How to schedule fused ops?

For example, I have a conv followed by a relu, and they will be fused in graph, so I can only run to the conv’s schedule func, and in the schedule func I can found the conv op by name. But what if I want to do schedule to relu? How do I know it’s not other ops followed? Did I have to copy the relu schedule here?

You can still use op.name to find relu https://github.com/dmlc/tvm/blob/6a4d71ff40915611bd42b62994992b879e6be610/topi/python/topi/cuda/conv2d.py#L151
outs[0].op is the last op after fusion

1 Like

Thank you for reply!
I know the method, however, does this mean I need to write all the schedule branches for the possibly fused ops? And I need to copy their schedule here. Is there other solution?

What do you mean by scheduling relu? Relu is elemwise op, which will be fused to the loop body of conv2d.

In fact, I need to do tensorize in my schedule, so the intrin func will be different for relu, prelu and so on. And relu is a simple example, what if a complex op which need complex schedule was fused?

We currently inline all fused elemwise ops. If you need to tensorize schedule of elemwise ops, I’m afraid that you have to handle each of them manually (perform computation of elemwise ops in your intrin func)

1 Like

Got it, thank you!
May I know why TVM just fuse compute and not fuse schedule? If there is a complex op fused, does this means its schedule have to be abandoned and we can just rewrite new schedule(or traverse_inline) there.

1 Like

I think it is difficult to define the expected result of fusing schedules. Take conv2d on CUDA for example, after scheduling conv2d, you can fusing any elemwise ops to it because conv2d has a stage of copying from registers to global memory, where elemwise computation can be performed. However, we can’t directly schedule conv2d+relu unless you have tensor intrincs backed by external implementation

Hi, can you show the critical schedule statement that makes the conv2d op fused into its following elementwise op, e.g. topi.nn.relu?

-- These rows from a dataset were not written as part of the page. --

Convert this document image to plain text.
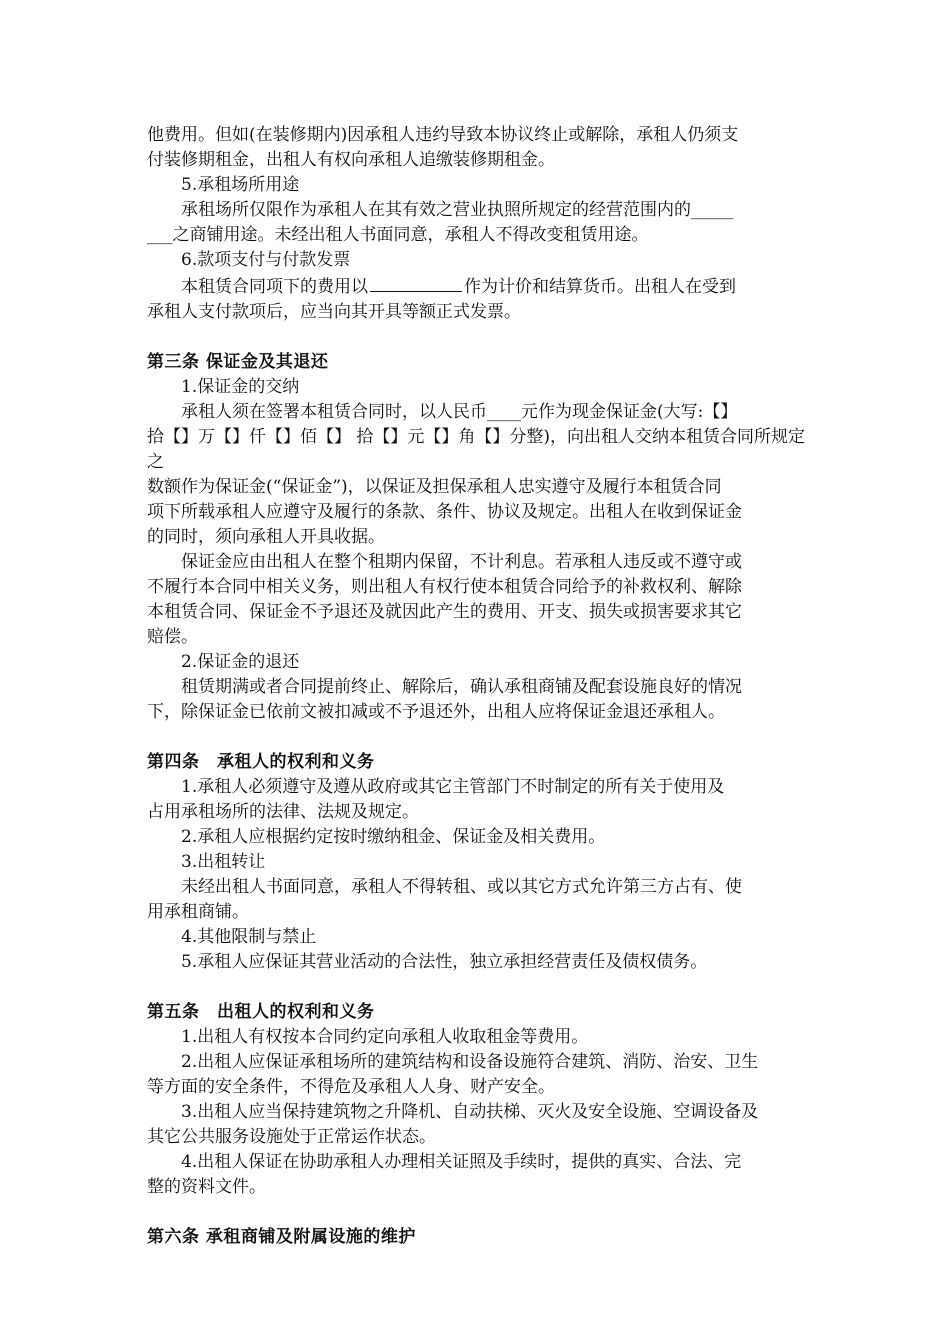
他费用。但如(在装修期内)因承租人违约导致本协议终止或解除，承租人仍须支

付装修期租金，出租人有权向承租人追缴装修期租金。

5.承租场所用途

承租场所仅限作为承租人在其有效之营业执照所规定的经营范围内的_____

___之商铺用途。未经出租人书面同意，承租人不得改变租赁用途。

6.款项支付与付款发票

本租赁合同项下的费用以	作为计价和结算货币。出租人在受到

承租人支付款项后，应当向其开具等额正式发票。

第三条 保证金及其退还

1.保证金的交纳

承租人须在签署本租赁合同时，以人民币____元作为现金保证金(大写:【】

拾【】万【】仟【】佰【】 拾【】元【】角【】分整)，向出租人交纳本租赁合同所规定之

数额作为保证金(“保证金”)，以保证及担保承租人忠实遵守及履行本租赁合同

项下所载承租人应遵守及履行的条款、条件、协议及规定。出租人在收到保证金

的同时，须向承租人开具收据。

保证金应由出租人在整个租期内保留，不计利息。若承租人违反或不遵守或

不履行本合同中相关义务，则出租人有权行使本租赁合同给予的补救权利、解除

本租赁合同、保证金不予退还及就因此产生的费用、开支、损失或损害要求其它

赔偿。

2.保证金的退还

租赁期满或者合同提前终止、解除后，确认承租商铺及配套设施良好的情况

下，除保证金已依前文被扣减或不予退还外，出租人应将保证金退还承租人。

第四条　承租人的权利和义务

1.承租人必须遵守及遵从政府或其它主管部门不时制定的所有关于使用及

占用承租场所的法律、法规及规定。

2.承租人应根据约定按时缴纳租金、保证金及相关费用。

3.出租转让

未经出租人书面同意，承租人不得转租、或以其它方式允许第三方占有、使

用承租商铺。

4.其他限制与禁止

5.承租人应保证其营业活动的合法性，独立承担经营责任及债权债务。

第五条　出租人的权利和义务

1.出租人有权按本合同约定向承租人收取租金等费用。

2.出租人应保证承租场所的建筑结构和设备设施符合建筑、消防、治安、卫生

等方面的安全条件，不得危及承租人人身、财产安全。

3.出租人应当保持建筑物之升降机、自动扶梯、灭火及安全设施、空调设备及

其它公共服务设施处于正常运作状态。

4.出租人保证在协助承租人办理相关证照及手续时，提供的真实、合法、完

整的资料文件。

第六条 承租商铺及附属设施的维护
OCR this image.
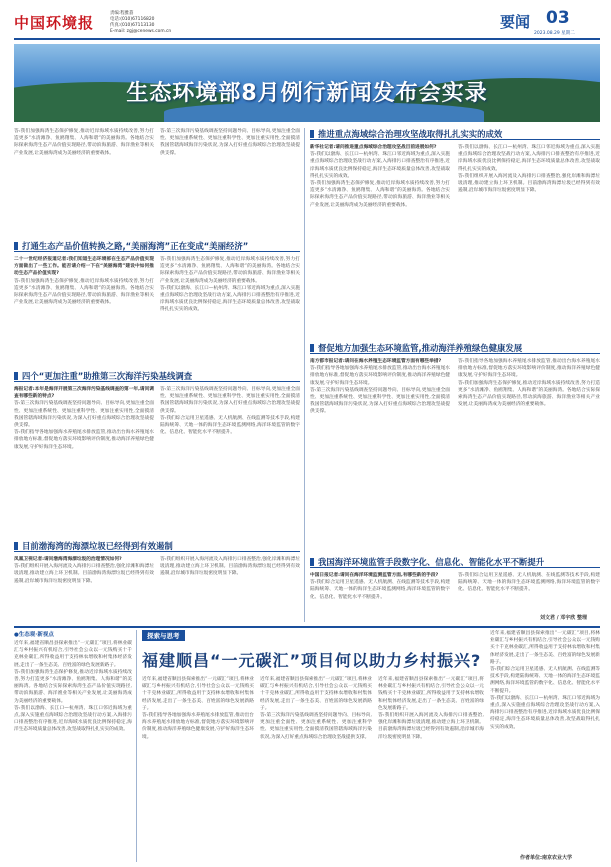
中国环境报
责编:程雅荔
电话:(010)67116820
传真:(010)67113130
E-mail: zgj@cenews.com.cn
要闻 03
2023.08.29 星期二
生态环境部8月例行新闻发布会实录
答:我们加强海湾生态保护修复,推动近岸海域水质持续改善,努力打造更多“水清滩净、鱼鸥翔集、人海和谐”的美丽海湾。各地结合实际探索海湾生态产品价值实现路径,带动滨海旅游、海洋渔业等相关产业发展,让美丽海湾成为美丽经济的重要载体。
答:第三次海洋污染基线调查坚持问题导向、目标导向,更加注重全面性、更加注重系统性、更加注重科学性、更加注重实用性,全面摸清我国管辖海域海洋污染状况,为深入打好重点海域综合治理攻坚战提供支撑。
打通生态产品价值转换之路,“美丽海湾”正在变成“美丽经济”
二十一世纪经济报道记者:我们知道生态环境部在生态产品价值实现方面做出了一些工作。能否请介绍一下在“美丽海湾”建设中如何推动生态产品价值实现?
答:我们加强海湾生态保护修复,推动近岸海域水质持续改善,努力打造更多“水清滩净、鱼鸥翔集、人海和谐”的美丽海湾。各地结合实际探索海湾生态产品价值实现路径,带动滨海旅游、海洋渔业等相关产业发展,让美丽海湾成为美丽经济的重要载体。
答:我们加强海湾生态保护修复,推动近岸海域水质持续改善,努力打造更多“水清滩净、鱼鸥翔集、人海和谐”的美丽海湾。各地结合实际探索海湾生态产品价值实现路径,带动滨海旅游、海洋渔业等相关产业发展,让美丽海湾成为美丽经济的重要载体。
答:我们以渤海、长江口—杭州湾、珠江口邻近海域为重点,深入实施重点海域综合治理攻坚战行动方案,入海排污口排查整治有序推进,近岸海域水质优良比例保持稳定,海洋生态环境质量总体改善,攻坚战取得扎扎实实的成效。
四个“更加注重”助推第三次海洋污染基线调查
海报记者:本年是海洋开展第三次海洋污染基线调查的第一年,请问调查有哪些新的特点?
答:第三次海洋污染基线调查坚持问题导向、目标导向,更加注重全面性、更加注重系统性、更加注重科学性、更加注重实用性,全面摸清我国管辖海域海洋污染状况,为深入打好重点海域综合治理攻坚战提供支撑。
答:我们指导各地加强海水养殖尾水排放监管,推动出台海水养殖尾水排放地方标准,督促地方落实环境影响评价制度,推动海洋养殖绿色健康发展,守护好海洋生态环境。
答:第三次海洋污染基线调查坚持问题导向、目标导向,更加注重全面性、更加注重系统性、更加注重科学性、更加注重实用性,全面摸清我国管辖海域海洋污染状况,为深入打好重点海域综合治理攻坚战提供支撑。
答:我们综合运用卫星遥感、无人机航测、在线监测等技术手段,构建陆海统筹、天地一体的海洋生态环境监测网络,海洋环境监管的数字化、信息化、智能化水平不断提升。
目前渤海湾的海漂垃圾已经得到有效遏制
凤凰卫视记者:请问渤海湾海漂垃圾的治理情况如何?
答:我们组织开展入海河流及入海排污口排查整治,强化岸滩和海漂垃圾清理,推动建立海上环卫机制。目前渤海湾海漂垃圾已经得到有效遏制,沿岸城市海洋垃圾密度明显下降。
答:我们组织开展入海河流及入海排污口排查整治,强化岸滩和海漂垃圾清理,推动建立海上环卫机制。目前渤海湾海漂垃圾已经得到有效遏制,沿岸城市海洋垃圾密度明显下降。
推进重点海域综合治理攻坚战取得扎扎实实的成效
新华社记者:请问推进重点海域综合治理攻坚战目前进展如何?
答:我们以渤海、长江口—杭州湾、珠江口邻近海域为重点,深入实施重点海域综合治理攻坚战行动方案,入海排污口排查整治有序推进,近岸海域水质优良比例保持稳定,海洋生态环境质量总体改善,攻坚战取得扎扎实实的成效。
答:我们加强海湾生态保护修复,推动近岸海域水质持续改善,努力打造更多“水清滩净、鱼鸥翔集、人海和谐”的美丽海湾。各地结合实际探索海湾生态产品价值实现路径,带动滨海旅游、海洋渔业等相关产业发展,让美丽海湾成为美丽经济的重要载体。
答:我们以渤海、长江口—杭州湾、珠江口邻近海域为重点,深入实施重点海域综合治理攻坚战行动方案,入海排污口排查整治有序推进,近岸海域水质优良比例保持稳定,海洋生态环境质量总体改善,攻坚战取得扎扎实实的成效。
答:我们组织开展入海河流及入海排污口排查整治,强化岸滩和海漂垃圾清理,推动建立海上环卫机制。目前渤海湾海漂垃圾已经得到有效遏制,沿岸城市海洋垃圾密度明显下降。
督促地方加强生态环境监管,推动海洋养殖绿色健康发展
南方都市报记者:请问在海水养殖生态环境监管方面有哪些举措?
答:我们指导各地加强海水养殖尾水排放监管,推动出台海水养殖尾水排放地方标准,督促地方落实环境影响评价制度,推动海洋养殖绿色健康发展,守护好海洋生态环境。
答:第三次海洋污染基线调查坚持问题导向、目标导向,更加注重全面性、更加注重系统性、更加注重科学性、更加注重实用性,全面摸清我国管辖海域海洋污染状况,为深入打好重点海域综合治理攻坚战提供支撑。
答:我们指导各地加强海水养殖尾水排放监管,推动出台海水养殖尾水排放地方标准,督促地方落实环境影响评价制度,推动海洋养殖绿色健康发展,守护好海洋生态环境。
答:我们加强海湾生态保护修复,推动近岸海域水质持续改善,努力打造更多“水清滩净、鱼鸥翔集、人海和谐”的美丽海湾。各地结合实际探索海湾生态产品价值实现路径,带动滨海旅游、海洋渔业等相关产业发展,让美丽海湾成为美丽经济的重要载体。
我国海洋环境监管手段数字化、信息化、智能化水平不断提升
中国日报记者:请问在海洋环境监测监管方面,有哪些新的手段?
答:我们综合运用卫星遥感、无人机航测、在线监测等技术手段,构建陆海统筹、天地一体的海洋生态环境监测网络,海洋环境监管的数字化、信息化、智能化水平不断提升。
答:我们综合运用卫星遥感、无人机航测、在线监测等技术手段,构建陆海统筹、天地一体的海洋生态环境监测网络,海洋环境监管的数字化、信息化、智能化水平不断提升。
刘文君 / 邓宇欣 整理
●生态观·新视点
近年来,福建省顺昌县探索推出“一元碳汇”项目,将林业碳汇与乡村振兴有机结合,引导社会公众以一元钱购买十千克林业碳汇,所得收益用于支持林农增收和村集体经济发展,走出了一条生态美、百姓富的绿色发展新路子。
答:我们加强海湾生态保护修复,推动近岸海域水质持续改善,努力打造更多“水清滩净、鱼鸥翔集、人海和谐”的美丽海湾。各地结合实际探索海湾生态产品价值实现路径,带动滨海旅游、海洋渔业等相关产业发展,让美丽海湾成为美丽经济的重要载体。
答:我们以渤海、长江口—杭州湾、珠江口邻近海域为重点,深入实施重点海域综合治理攻坚战行动方案,入海排污口排查整治有序推进,近岸海域水质优良比例保持稳定,海洋生态环境质量总体改善,攻坚战取得扎扎实实的成效。
探索与思考
福建顺昌“一元碳汇”项目何以助力乡村振兴?
近年来,福建省顺昌县探索推出“一元碳汇”项目,将林业碳汇与乡村振兴有机结合,引导社会公众以一元钱购买十千克林业碳汇,所得收益用于支持林农增收和村集体经济发展,走出了一条生态美、百姓富的绿色发展新路子。
答:我们指导各地加强海水养殖尾水排放监管,推动出台海水养殖尾水排放地方标准,督促地方落实环境影响评价制度,推动海洋养殖绿色健康发展,守护好海洋生态环境。
近年来,福建省顺昌县探索推出“一元碳汇”项目,将林业碳汇与乡村振兴有机结合,引导社会公众以一元钱购买十千克林业碳汇,所得收益用于支持林农增收和村集体经济发展,走出了一条生态美、百姓富的绿色发展新路子。
答:第三次海洋污染基线调查坚持问题导向、目标导向,更加注重全面性、更加注重系统性、更加注重科学性、更加注重实用性,全面摸清我国管辖海域海洋污染状况,为深入打好重点海域综合治理攻坚战提供支撑。
近年来,福建省顺昌县探索推出“一元碳汇”项目,将林业碳汇与乡村振兴有机结合,引导社会公众以一元钱购买十千克林业碳汇,所得收益用于支持林农增收和村集体经济发展,走出了一条生态美、百姓富的绿色发展新路子。
答:我们组织开展入海河流及入海排污口排查整治,强化岸滩和海漂垃圾清理,推动建立海上环卫机制。目前渤海湾海漂垃圾已经得到有效遏制,沿岸城市海洋垃圾密度明显下降。
近年来,福建省顺昌县探索推出“一元碳汇”项目,将林业碳汇与乡村振兴有机结合,引导社会公众以一元钱购买十千克林业碳汇,所得收益用于支持林农增收和村集体经济发展,走出了一条生态美、百姓富的绿色发展新路子。
答:我们综合运用卫星遥感、无人机航测、在线监测等技术手段,构建陆海统筹、天地一体的海洋生态环境监测网络,海洋环境监管的数字化、信息化、智能化水平不断提升。
答:我们以渤海、长江口—杭州湾、珠江口邻近海域为重点,深入实施重点海域综合治理攻坚战行动方案,入海排污口排查整治有序推进,近岸海域水质优良比例保持稳定,海洋生态环境质量总体改善,攻坚战取得扎扎实实的成效。
作者单位:南京农业大学
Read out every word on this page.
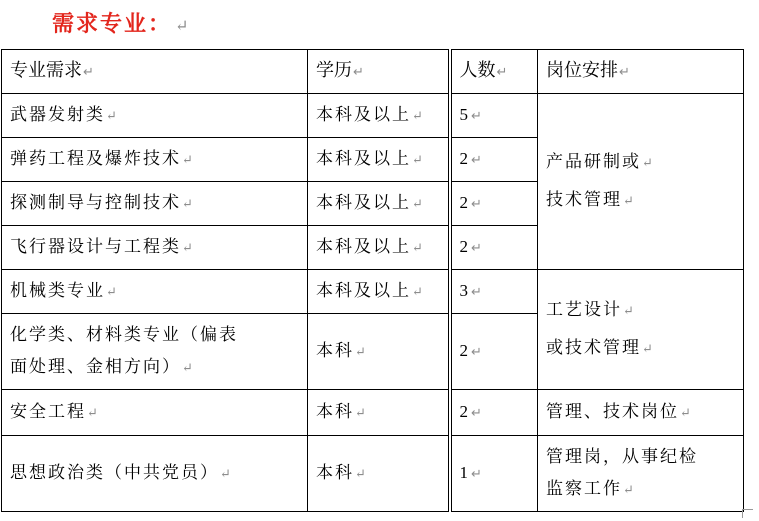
需求专业： ↵
专业需求↵	学历↵	人数↵	岗位安排↵
武器发射类↵	本科及以上↵	5↵	产品研制或↵
技术管理↵

弹药工程及爆炸技术↵	本科及以上↵	2↵	
探测制导与控制技术↵	本科及以上↵	2↵	
飞行器设计与工程类↵	本科及以上↵	2↵	
机械类专业↵	本科及以上↵	3↵	工艺设计↵
或技术管理↵

化学类、材料类专业（偏表
面处理、金相方向）↵	本科↵	2↵	
安全工程↵	本科↵	2↵	管理、技术岗位↵
思想政治类（中共党员）↵	本科↵	1↵	管理岗，从事纪检
监察工作↵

I found it should use compute_at but it seems to be a little hard to use that well.

B = conv2d(A)
C = topi.nn.relu(B)
..
schedule_for_conv2d(s[B], ..)
s[B].compute_at(s[C], C.op.axis[what is reasonable?])

Thank you, I found s[conv].set_scope(‘local’) must be set if we want to fuse following injective ops after a computation that has reduce axis like Convolution.

But is it possible that the schedule for Convolution is not planed to use local scope or cache local, but need to fuse its following injective ops. This use case is for some shader languages that don’t allow user to define local variable array, something like float result_local[1024]; is prohibited.

Hello, can you tell me how to correctly fuse ops? Thanks!